Bantering with the boss
However Dowling mentioned that if there’s one a part of the gig he most loves, it’s attending to know his almost 105,000 workers.
“It’s unbelievably necessary,” mentioned Dowling, who takes employees out to month-to-month dinners, walked the COVID flooring of a Northwell hospital every day through the pandemic, and spends every Monday giving a two-hour orientation and Q&A to new hires, with a particular one for physicians.
“This isn’t performed that always by CEOs — though I can let you know that a variety of them at the moment are doing it as a result of they came upon I used to be doing it,” he mentioned.

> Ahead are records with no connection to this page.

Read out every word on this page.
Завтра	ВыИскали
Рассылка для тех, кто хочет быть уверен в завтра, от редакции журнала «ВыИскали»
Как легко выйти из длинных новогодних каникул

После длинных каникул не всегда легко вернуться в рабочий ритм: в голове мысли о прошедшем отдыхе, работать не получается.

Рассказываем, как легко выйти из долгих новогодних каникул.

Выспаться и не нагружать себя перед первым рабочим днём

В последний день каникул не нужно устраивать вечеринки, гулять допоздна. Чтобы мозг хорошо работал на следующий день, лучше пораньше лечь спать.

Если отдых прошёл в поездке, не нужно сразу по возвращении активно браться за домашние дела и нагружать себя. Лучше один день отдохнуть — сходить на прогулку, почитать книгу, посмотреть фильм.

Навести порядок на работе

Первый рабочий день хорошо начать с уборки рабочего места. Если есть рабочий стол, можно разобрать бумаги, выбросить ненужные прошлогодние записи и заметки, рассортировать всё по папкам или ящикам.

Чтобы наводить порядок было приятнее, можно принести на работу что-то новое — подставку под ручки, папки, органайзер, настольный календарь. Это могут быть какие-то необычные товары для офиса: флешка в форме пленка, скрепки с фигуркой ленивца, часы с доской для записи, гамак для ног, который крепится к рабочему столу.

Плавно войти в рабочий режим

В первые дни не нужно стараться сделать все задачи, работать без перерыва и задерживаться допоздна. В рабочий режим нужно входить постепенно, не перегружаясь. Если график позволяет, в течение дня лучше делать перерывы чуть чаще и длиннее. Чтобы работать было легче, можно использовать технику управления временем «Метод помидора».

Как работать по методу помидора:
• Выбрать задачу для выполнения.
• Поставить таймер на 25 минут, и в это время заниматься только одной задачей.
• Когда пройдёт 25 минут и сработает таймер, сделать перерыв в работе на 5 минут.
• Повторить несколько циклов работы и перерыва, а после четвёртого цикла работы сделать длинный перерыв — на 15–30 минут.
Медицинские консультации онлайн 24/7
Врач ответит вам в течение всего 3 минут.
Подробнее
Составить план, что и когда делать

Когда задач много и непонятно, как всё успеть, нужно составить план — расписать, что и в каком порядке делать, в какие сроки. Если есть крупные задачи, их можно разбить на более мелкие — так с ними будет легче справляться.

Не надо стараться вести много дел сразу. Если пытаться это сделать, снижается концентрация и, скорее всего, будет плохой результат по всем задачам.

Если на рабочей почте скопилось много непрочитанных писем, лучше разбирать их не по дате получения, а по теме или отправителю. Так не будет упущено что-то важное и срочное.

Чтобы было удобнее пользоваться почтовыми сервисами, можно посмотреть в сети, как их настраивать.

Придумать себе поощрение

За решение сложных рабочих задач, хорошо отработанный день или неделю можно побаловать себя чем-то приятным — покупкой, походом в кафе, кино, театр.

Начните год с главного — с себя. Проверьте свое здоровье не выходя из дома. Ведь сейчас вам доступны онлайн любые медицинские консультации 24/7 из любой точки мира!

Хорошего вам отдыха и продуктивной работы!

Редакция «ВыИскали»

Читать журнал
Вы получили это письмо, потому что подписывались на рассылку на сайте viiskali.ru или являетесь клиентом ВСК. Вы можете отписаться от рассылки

Greater than only a heat welcome, the periods make hiring managers assume twice about who they’re onboarding — and are a simple strategy to spot out any newcomer with a awful perspective, the CEO mentioned.
“There have been events after I’ve requested workers at orientation to depart,” Dowling mentioned, though he added that almost all occasions it’s the other, with him loving the interplay, and a few new hires method him to say how they relate to his journey.
If there’s one factor candidates ought to know, it’s that their boss, who will give attention to management improvement as CEO emeritus within the fall, despises a poor perspective.
“Life is about alternative. It’s not about challenges. … Folks whine an excessive amount of, folks complain an excessive amount of. ‘Aw, this was a tough day’ — it’s presupposed to be onerous!” Dowling mentioned.
“Recover from it. Suck it up, and take care of it for God’s sake.”